No one can say our officers aren’t busy.
I ended up hacking together a scraper that ran like this:
- For every category
- Try to get a week’s worth of calls
- If # calls = 10000
- Get that week a day at a time to make sure we don’t miss anything
- Store the results
Here’s the current code - be warned, it’s hacky. I was manually changing the categories to make sure things were going smoothly, so YMMV.
After finishing up the scraping, I was left with 4.3 million records to work with.
Analyzing the Data
After grabbing all the data, I wrote a quick script to dump it into ELK. Loading up Kibana, we see our sweet, sweet data.
We can immediately see that calls are surprisingly consistent in terms of frequency. Digging into the data, we can find some other neat insights:
Theft and Crimes Against People
I started filtering the data looking for theft/burglary and crimes against people. Looking at the top 10 call types, the generic call description of “theft” was consistently the highest:
With this data, it was easy to track down the most dangerous zip code and address by filtering to just the “crimes against persons” category. With right around 40k calls, zipcode 78207 (mapped below) accounts for 7.1% of all crimes against people:
We can do the same filtering to find the most dangerous school district - San Antonio ISD comes in the highest at 196k calls, which is around 36%:
When Does Crime Happen?
This was an interesting one, since I couldn’t find a good way to display this in Kibana. To Python, more whiskey, and Excel we go. I wrote a quick script to parse the “Crimes Against Persons” calls to find the distribution by minute. Obviously, this will depend on where you live, what time of the year it is, etc. but here is the graph:
Traffic Related Calls
The calls labelled as “traffic related” deal with traffic stops, DWIs, etc. I did the same analysis as before to find out when most traffic related calls happen and got these results:
Looking at the top addresses for traffic stops and DWI’s, we see that downtown is the place where most incidents happen:
Other Calls
The “other” category gives some interesting datapoints - most of these deal with various disturbances. For example, we can see that the number of “fireworks disturbance” calls always spikes around July 4th, New Year’s Eve, and my birthday not really.
Issues with Geocoding
It was my original intent to geocode the records so that I could plot them in a heatmap fashion. Unfortunately, I ran into a couple of challenges:
Finding a geocoder - Even though there are only about 233k unique addresses found in the data, I still ran into issues finding a free service to geocode that many addresses. I started working with Mapzen (which is pretty awesome), when I discovered my other problem:
Generic Addresses - Many of the addresses in the dataset are incredibly vague. For example, the address with the most number of “traffic related” calls? “IH 10 W”, followed by “NW Loop 410”. Go figure.

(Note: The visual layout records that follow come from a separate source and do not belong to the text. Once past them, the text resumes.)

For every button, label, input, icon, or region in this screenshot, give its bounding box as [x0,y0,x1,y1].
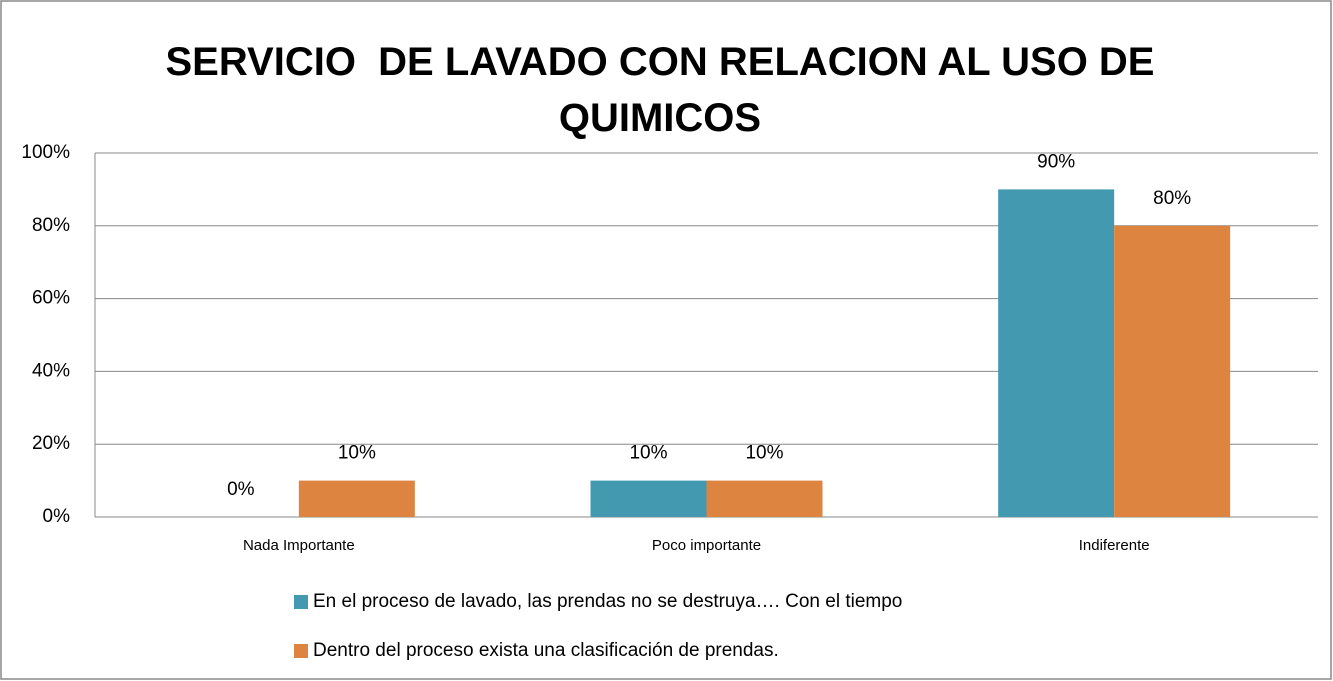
bar [1114,225,1231,518]
value-label: 0% [227,479,255,500]
y-tick-label: 100% [21,142,70,163]
x-tick-label: Poco importante [652,537,761,554]
value-label: 10% [338,443,376,464]
y-tick-label: 0% [43,506,71,527]
legend-label: Dentro del proceso exista una clasificac… [313,640,779,661]
x-tick-label: Indiferente [1079,537,1150,554]
bar [298,480,415,517]
bar [998,189,1115,517]
y-tick-label: 60% [32,288,70,309]
bar [590,480,707,517]
chart-title: SERVICIO DE LAVADO CON RELACION AL USO D… [165,40,1166,140]
value-label: 90% [1037,151,1075,172]
legend-swatch [294,595,308,609]
bar [706,480,823,517]
x-tick-label: Nada Importante [243,537,355,554]
value-label: 10% [745,443,783,464]
y-tick-label: 20% [32,433,70,454]
value-label: 10% [629,443,667,464]
y-tick-label: 40% [32,360,70,381]
value-label: 80% [1153,188,1191,209]
y-tick-label: 80% [32,215,70,236]
legend-label: En el proceso de lavado, las prendas no … [313,591,902,612]
legend-swatch [294,644,308,658]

Both of these made it difficult to come up with meaningful heatmaps to show crime over the SA region. If anyone has any ideas, hit me up.
Sweet, Sweet Dashboards
One of the best parts about the ELK stack is the ability to create dashboards like this one:
This dashboard gives a great overview of the call details, with the ability to drill down into the calls you care about.

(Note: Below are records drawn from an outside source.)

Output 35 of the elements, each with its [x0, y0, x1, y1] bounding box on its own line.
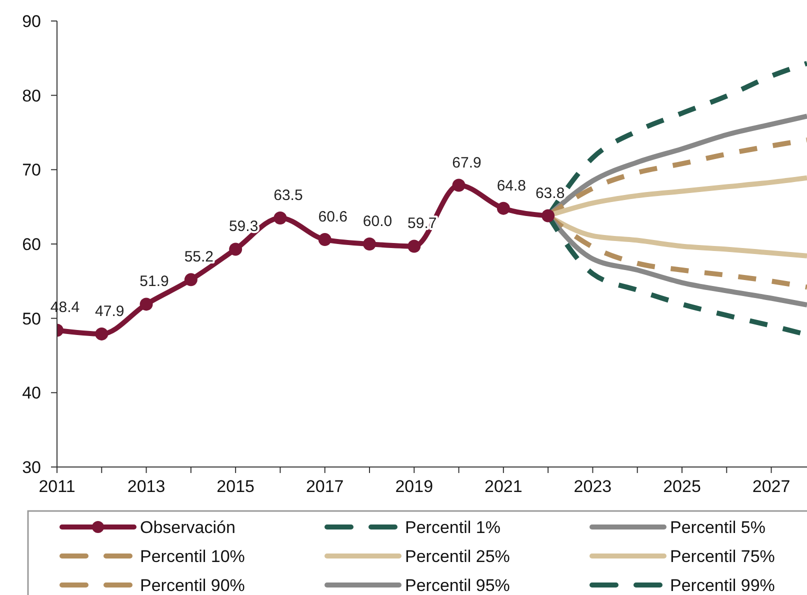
legend-label: Percentil 25% [405, 547, 510, 566]
legend-label: Percentil 1% [405, 518, 500, 537]
x-tick-label: 2015 [216, 477, 254, 496]
y-tick-label: 70 [22, 160, 41, 180]
data-label: 67.9 [452, 154, 482, 172]
x-tick-label: 2013 [127, 477, 166, 496]
data-label: 63.8 [535, 184, 565, 202]
y-tick-label: 80 [22, 86, 41, 106]
legend-label: Percentil 10% [140, 547, 245, 566]
x-tick-label: 2017 [306, 477, 344, 496]
x-tick-label: 2023 [574, 477, 612, 496]
legend-label: Percentil 5% [670, 518, 766, 537]
data-label: 63.5 [274, 186, 303, 204]
data-label: 47.9 [95, 302, 124, 320]
legend-label: Observación [140, 518, 236, 537]
y-tick-label: 30 [22, 458, 41, 477]
x-tick-label: 2011 [38, 477, 76, 496]
legend-label: Percentil 75% [670, 547, 775, 566]
data-label: 59.3 [228, 218, 258, 236]
y-tick-label: 50 [22, 309, 41, 328]
x-tick-label: 2025 [663, 477, 701, 496]
x-tick-label: 2019 [395, 477, 434, 496]
x-tick-label: 2027 [752, 477, 790, 496]
legend-label: Percentil 90% [140, 576, 245, 595]
legend-label: Percentil 99% [670, 576, 775, 595]
data-label: 60.0 [362, 213, 392, 230]
y-tick-label: 40 [22, 384, 41, 403]
data-label: 55.2 [184, 248, 214, 266]
data-label: 60.6 [318, 208, 348, 226]
x-tick-label: 2021 [484, 477, 522, 496]
y-tick-label: 90 [22, 12, 41, 31]
y-tick-label: 60 [22, 235, 41, 254]
legend-label: Percentil 95% [405, 576, 510, 595]
data-label: 51.9 [140, 273, 169, 290]
data-label: 64.8 [496, 177, 526, 194]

I don’t think it’s any stretch to say that having this visibility into crime across the city basically makes me the boring part of Batman. After all, have you ever seen Batman and me in the same room?
Didn’t think so.
Have Some Data
Since the purpose of this open data initiative was to share information with the community, I want to do my part by making the dataset available as JSON so that people who are much better than me at analyzing large data sets can find new insights that will help make SA a safer place to live.
The dataset contains all records from January 1, 2011 to November 30, 2015, which was when I pulled the data.
You can download the full dataset here.
Let’s help our officers make this city safer.